For this post I will be analyzing how a photo of my choice by a photographer can be interpreted and the story behind it that may be carried. The photographer I have chosen is called Robert Capa, a Hungarian war photographer, considered one of the greatest in history, here I have selected his famous ‘Death of a Loyalist Soldier’, 1936, which depicts the instant death that this loyalist has been captured through in mid shot. Here I will be looking at four factors that create such an impact when reviewing the picture; contextual, conceptual, visual and technical.Contextual: Taken during the beginning of the Spanish Civil War, showing the moment of a bullet’s impact on a loyalist soldier, Capa’s photograph has become the emblem for the medium’s unrivaled capacity to depict sudden death. The style of photojournalism became the mark that defined Capa’s work from there on, joining the company Magnum Photos in the late 1940s. The photo itself appear to capture a Republican soldier at the moment of death, the soldier is seen collapsing backward after being picked off from a distance by a sniper. The pictured solider is dressed in civilian clothing but wears a cartridge belt, and following its publication was acclaimed as one of the greatest photos ever taken. However since the 1970s there has been significant doubts about its authenticity due to its location, the identity of its subjects, and the discovery of staged photographs taken at the same time and place.

Conceptual: The idea behind the image was to capture one of the most shocking moments in war, death. Although it was supposedly an accident, the image itself was published because of its insight into the impact of war, and how one moment can lead to another resulting in tragedy. When taken the photographer wanted to capture life on the front line, and life between skirmishes, attempting to depict life in such an isolated region of the country.

Technical: The image itself uses a higher shutter speed to capture the motion of the solider without blurring either the subject and landscape, by doing this the result is crisper without any eye-sores created by faults. Within this image the contrast seems to have been lowered so that only the more dominantly dark objects are defined (such as shadows, gun, hair and dark grass), this leaves the rest of the photo as more bland and faded due to it only consisting of different shades of white, whilst creating a stark outline for the main focus of the picture, the soldier. The black and white result of the camera used produces a more sinister tone surrounding his death due to it being devoid of any other colours, this to me adds context to the image as it reduces your perspective on the story being portrayed, instead giving only the option of two viewpoints.

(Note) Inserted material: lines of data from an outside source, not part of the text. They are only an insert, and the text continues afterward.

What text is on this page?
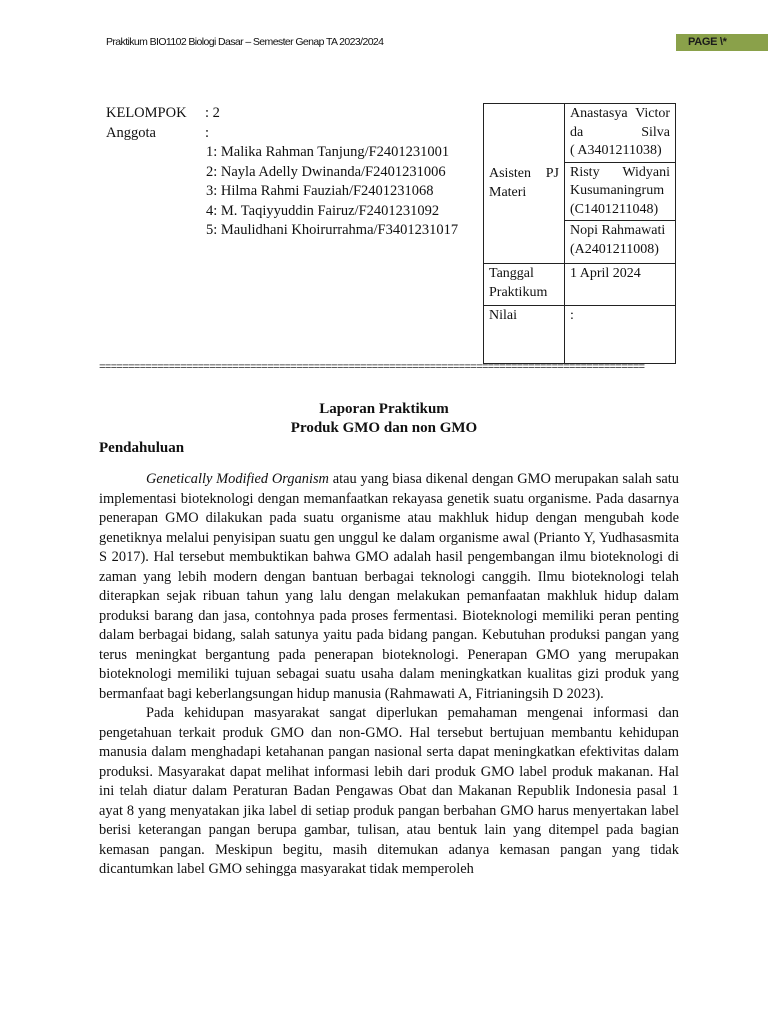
Praktikum BIO1102 Biologi Dasar – Semester Genap TA 2023/2024	PAGE \*
KELOMPOK	: 2
Anggota	:
1: Malika Rahman Tanjung/F2401231001
2: Nayla Adelly Dwinanda/F2401231006
3: Hilma Rahmi Fauziah/F2401231068
4: M. Taqiyyuddin Fairuz/F2401231092
5: Maulidhani Khoirurrahma/F3401231017
Asisten PJ Materi	Anastasya Victor da Silva
( A3401211038)

	Risty Widyani Kusumaningrum
(C1401211048)

	Nopi Rahmawati
(A2401211008)

Tanggal Praktikum	1 April 2024
Nilai	:
==============================================================================================
Laporan Praktikum
Produk GMO dan non GMO
Pendahuluan

Genetically Modified Organism atau yang biasa dikenal dengan GMO merupakan salah satu implementasi bioteknologi dengan memanfaatkan rekayasa genetik suatu organisme. Pada dasarnya penerapan GMO dilakukan pada suatu organisme atau makhluk hidup dengan mengubah kode genetiknya melalui penyisipan suatu gen unggul ke dalam organisme awal (Prianto Y, Yudhasasmita S 2017). Hal tersebut membuktikan bahwa GMO adalah hasil pengembangan ilmu bioteknologi di zaman yang lebih modern dengan bantuan berbagai teknologi canggih. Ilmu bioteknologi telah diterapkan sejak ribuan tahun yang lalu dengan melakukan pemanfaatan makhluk hidup dalam produksi barang dan jasa, contohnya pada proses fermentasi. Bioteknologi memiliki peran penting dalam berbagai bidang, salah satunya yaitu pada bidang pangan. Kebutuhan produksi pangan yang terus meningkat bergantung pada penerapan bioteknologi. Penerapan GMO yang merupakan bioteknologi memiliki tujuan sebagai suatu usaha dalam meningkatkan kualitas gizi produk yang bermanfaat bagi keberlangsungan hidup manusia (Rahmawati A, Fitrianingsih D 2023).

Pada kehidupan masyarakat sangat diperlukan pemahaman mengenai informasi dan pengetahuan terkait produk GMO dan non-GMO. Hal tersebut bertujuan membantu kehidupan manusia dalam menghadapi ketahanan pangan nasional serta dapat meningkatkan efektivitas dalam produksi. Masyarakat dapat melihat informasi lebih dari produk GMO label produk makanan. Hal ini telah diatur dalam Peraturan Badan Pengawas Obat dan Makanan Republik Indonesia pasal 1 ayat 8 yang menyatakan jika label di setiap produk pangan berbahan GMO harus menyertakan label berisi keterangan pangan berupa gambar, tulisan, atau bentuk lain yang ditempel pada bagian kemasan pangan. Meskipun begitu, masih ditemukan adanya kemasan pangan yang tidak dicantumkan label GMO sehingga masyarakat tidak memperoleh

Visual: Visually the pieces incorporates an executioner, stark backdrop and dramatic nocturnal lighting. By doing so, this for the viewer zeroes on the instantaneous death received by the soldier which will be forever anticipated in the photograph. The image itself seems to resemble an equally famous picture of the civil war in Spain named “The Third of May, 1808” by Francisco Goya in 1814, this provides a narrative element for Capa’s image due to there being a story behind the position and landscape it was taken in. Because of the piece perfectly evokes both discrete moment and an epoch, where one encounters a distillation of the Fascist violence, and the brutally extinguished Republican sense of hope for a new, free egalitarian society, ultimately defining the Spanish Civil War.